A emissão de golden share pode influenciar os critérios para identificação do


acionista controlador, previstos no art. 116 da Lei 6.404/1976. Ressalvada a verificação,
em cada caso, do caráter permanente da preponderância nas deliberações sociais e do uso
efetivo do poder para conduzir o funcionamento dos órgãos e os negócios sociais, o titular
da golden share pode ser considerado potencial integrante do bloco de controle da
companhia.
Em razão da coincidência entre os interesses tutelados pela golden share e
aqueles relacionados à função social da empresa, ela pode inclusive servir à concretização
desse princípio.
Por força do art. 115 da Lei 6.404/1976, o exercício dos poderes relativos às
golden shares encontra limite no interesse social, entendido – sob uma perspectiva
contratualista – como interesse comum de todos os acionistas à maximização do valor
dos dividendos ou do valor de suas ações.

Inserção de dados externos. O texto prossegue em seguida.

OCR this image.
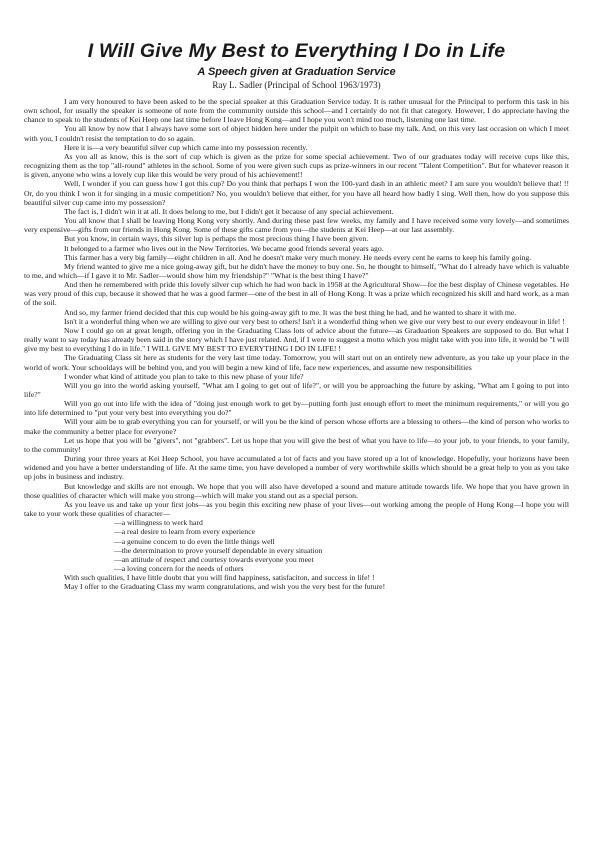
I Will Give My Best to Everything I Do in Life
A Speech given at Graduation Service
Ray L. Sadler (Principal of School 1963/1973)

I am very honoured to have been asked to be the special speaker at this Graduation Service today. It is rather unusual for the Principal to perform this task in his own school, for usually the speaker is someone of note from the community outside this school—and I certainly do not fit that category. However, I do appreciate having the chance to speak to the students of Kei Heep one last time before I leave Hong Kong—and I hope you won't mind too much, listening one last time.

You all know by now that I always have some sort of object hidden here under the pulpit on which to base my talk. And, on this very last occasion on which I meet with you, I couldn't resist the temptation to do so again.

Here it is—a very beautiful silver cup which came into my possession recently.

As you all as know, this is the sort of cup which is given as the prize for some special achievement. Two of our graduates today will receive cups like this, recognizing them as the top "all-round" athletes in the school. Some of you were given such cups as prize-winners in our recent "Talent Competition". But for whatever reason it is given, anyone who wins a lovely cup like this would be very proud of his achievement!!

Well, I wonder if you can guess how I got this cup? Do you think that perhaps I won the 100-yard dash in an athletic meet? I am sure you wouldn't believe that! !! Or, do you think I won it for singing in a music competition? No, you wouldn't believe that either, for you have all heard how badly I sing. Well then, how do you suppose this beautiful silver cup came into my possession?

The fact is, I didn't win it at all. It does belong to me, but I didn't get it because of any special achievement.

You all know that I shall be leaving Hong Kong very shortly. And during these past few weeks, my family and I have received some very lovely—and sometimes very expensive—gifts from our friends in Hong Kong. Some of these gifts came from you—the students at Kei Heep—at our last assembly.

But you know, in certain ways, this silver lup is perhaps the most precious thing I have been given.

It belonged to a farmer who lives out in the New Territories. We became good friends several years ago.

This farmer has a very big family—eight children in all. And he doesn't make very much money. He needs every cent he earns to keep his family going.

My friend wanted to give me a nice going-away gift, but he didn't have the money to buy one. So, he thought to himself, "What do I already have which is valuable to me, and which—if I gave it to Mr. Sadler—would show him my friendship?" "What is the best thing I have?"

And then he remembered with pride this lovely silver cup which he had won back in 1958 at the Agricultural Show—for the best display of Chinese vegetables. He was very proud of this cup, because it showed that he was a good farmer—one of the best in all of Hong Kong. It was a prize which recognized his skill and hard work, as a man of the soil.

And so, my farmer friend decided that this cup would be his going-away gift to me. It was the best thing he had, and he wanted to share it with me.

Isn't it a wonderful thing when we are willing to give our very best to others! Isn't it a wonderful thing when we give our very best to our every endeavour in life! !

Now I could go on at great length, offering you in the Graduating Class lots of advice about the future—as Graduation Speakers are supposed to do. But what I really want to say today has already been said in the story which I have just related. And, if I were to suggest a motto which you might take with you into life, it would be "I will give my best to everything I do in life." I WILL GIVE MY BEST TO EVERYTHING I DO IN LIFE! !

The Graduating Class sit here as students for the very last time today. Tomorrow, you will start out on an entirely new adventure, as you take up your place in the world of work. Your schooldays will be behind you, and you will begin a new kind of life, face new experiences, and assume new responsibilities

I wonder what kind of attitude you plan to take to this new phase of your life?

Will you go into the world asking yourself, "What am I going to get out of life?", or will you be approaching the future by asking, "What am I going to put into life?"

Will you go out into life with the idea of "doing just enough work to get by—putting forth just enough effort to meet the minimum requirements," or will you go into life determined to "put your very best into everything you do?"

Will your aim be to grab everything you can for yourself, or will you be the kind of person whose efforts are a blessing to others—the kind of person who works to make the community a better place for everyone?

Let us hope that you will be "givers", not "grabbers". Let us hope that you will give the best of what you have to life—to your job, to your friends, to your family, to the community!

During your three years at Kei Heep School, you have accumulated a lot of facts and you have stored up a lot of knowledge. Hopefully, your horizons have been widened and you have a better understanding of life. At the same time, you have developed a number of very worthwhile skills which should be a great help to you as you take up jobs in business and industry.

But knowledge and skills are not enough. We hope that you will also have developed a sound and mature attitude towards life. We hope that you have grown in those qualities of character which will make you strong—which will make you stand out as a special person.

As you leave us and take up your first jobs—as you begin this exciting new phase of your lives—out working among the people of Hong Kong—I hope you will take to your work these qualities of character—

—a willingness to werk hard
—a real desire to learn from every experience
—a genuine concern to do even the little things well
—the determination to prove yourself dependable in every situation
—an attitude of respect and courtesy towards everyone you meet
—a loving concern for the needs of others

With such qualities, I have little doubt that you will find happiness, satisfaciton, and success in life! !

May I offer to the Graduating Class my warm congratulations, and wish you the very best for the future!
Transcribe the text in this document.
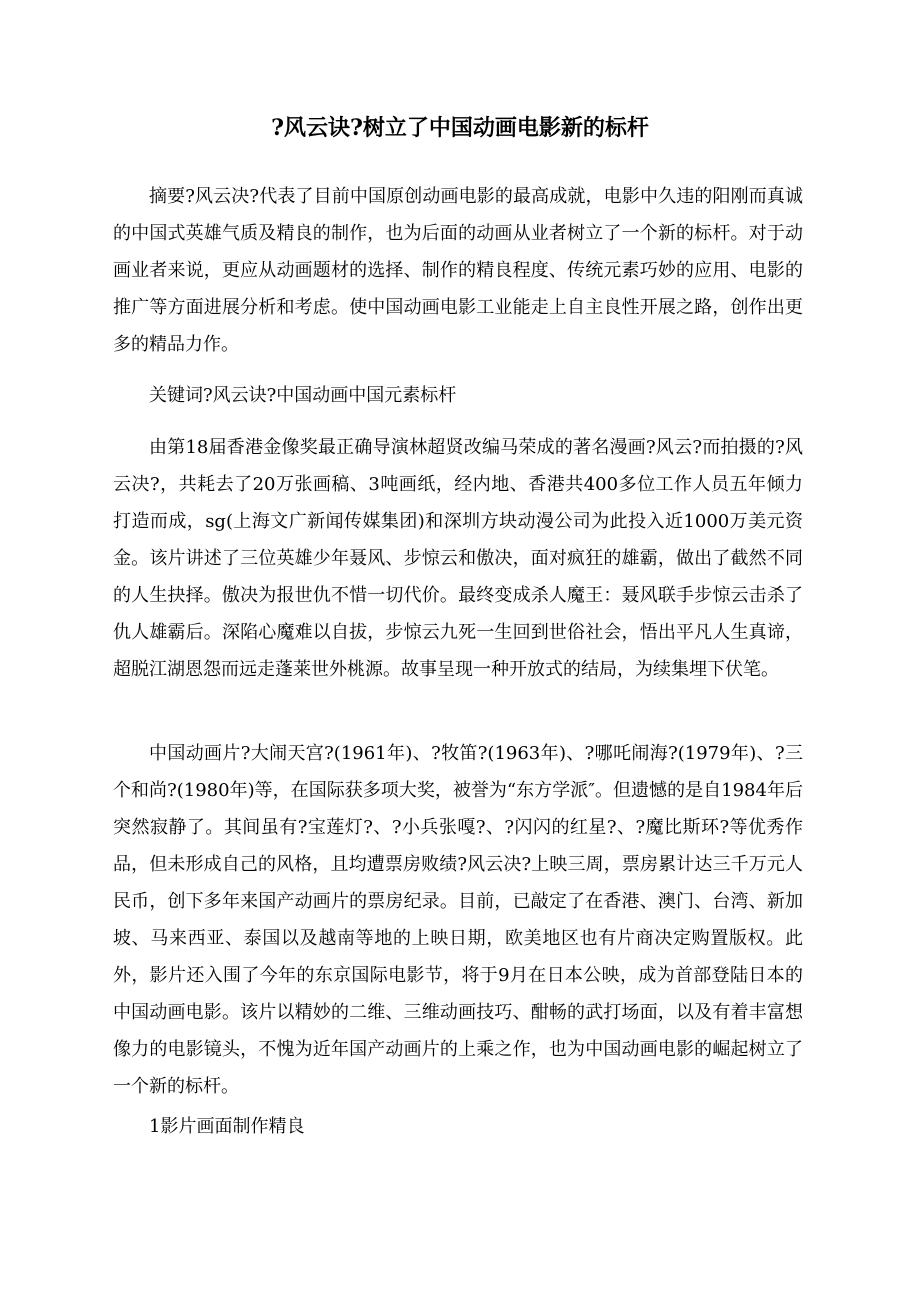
?风云诀?树立了中国动画电影新的标杆

摘要?风云决?代表了目前中国原创动画电影的最高成就，电影中久违的阳刚而真诚的中国式英雄气质及精良的制作，也为后面的动画从业者树立了一个新的标杆。对于动画业者来说，更应从动画题材的选择、制作的精良程度、传统元素巧妙的应用、电影的推广等方面进展分析和考虑。使中国动画电影工业能走上自主良性开展之路，创作出更多的精品力作。

关键词?风云诀?中国动画中国元素标杆

由第18届香港金像奖最正确导演林超贤改编马荣成的著名漫画?风云?而拍摄的?风云决?，共耗去了20万张画稿、3吨画纸，经内地、香港共400多位工作人员五年倾力打造而成，sg(上海文广新闻传媒集团)和深圳方块动漫公司为此投入近1000万美元资金。该片讲述了三位英雄少年聂风、步惊云和傲决，面对疯狂的雄霸，做出了截然不同的人生抉择。傲决为报世仇不惜一切代价。最终变成杀人魔王：聂风联手步惊云击杀了仇人雄霸后。深陷心魔难以自拔，步惊云九死一生回到世俗社会，悟出平凡人生真谛，超脱江湖恩怨而远走蓬莱世外桃源。故事呈现一种开放式的结局，为续集埋下伏笔。

中国动画片?大闹天宫?(1961年)、?牧笛?(1963年)、?哪吒闹海?(1979年)、?三个和尚?(1980年)等，在国际获多项大奖，被誉为“东方学派″。但遗憾的是自1984年后突然寂静了。其间虽有?宝莲灯?、?小兵张嘎?、?闪闪的红星?、?魔比斯环?等优秀作品，但未形成自己的风格，且均遭票房败绩?风云决?上映三周，票房累计达三千万元人民币，创下多年来国产动画片的票房纪录。目前，已敲定了在香港、澳门、台湾、新加坡、马来西亚、泰国以及越南等地的上映日期，欧美地区也有片商决定购置版权。此外，影片还入围了今年的东京国际电影节，将于9月在日本公映，成为首部登陆日本的中国动画电影。该片以精妙的二维、三维动画技巧、酣畅的武打场面，以及有着丰富想像力的电影镜头，不愧为近年国产动画片的上乘之作，也为中国动画电影的崛起树立了一个新的标杆。

1影片画面制作精良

A criação da golden share representada por classe de ações preferenciais
constitui hipótese de direito de recesso, nos termos do art. 136, I ou II, combinado com
art. 137 da Lei 6.404/1976. O mesmo não se observa com relação à emissão de golden
share correspondente à classe de ações ordinárias, que depende de aprovação unânime
dos acionistas segundo o art. 16, parágrafo único, da lei. Essa diferença de tratamento é
inadequada, segundo aqui se defende, e deveria ser corrigida mediante a atribuição de
direito de recesso também aos dissidentes da criação de classe de ação ordinária. Por outro
lado, o exercício dos poderes inerentes à golden share não enseja direito de recesso, salvo
se houver aprovação de alteração estatutária em matérias indicadas no art. 136, I a VI e
IX, da Lei 6.404/1976.
Por fim, não há evidências de que as golden shares possam prejudicar o
funcionamento do mercado de valores mobiliários brasileiro. Os dados existentes no
Brasil inclusive apontam em sentido diverso, já que as ações de emissão da Empresa
Brasileira de Aeronáutica – Embraer e Companhia Vale do Rio Doce estão entre as mais
líquidas negociadas na Bolsa de Valores de São Paulo.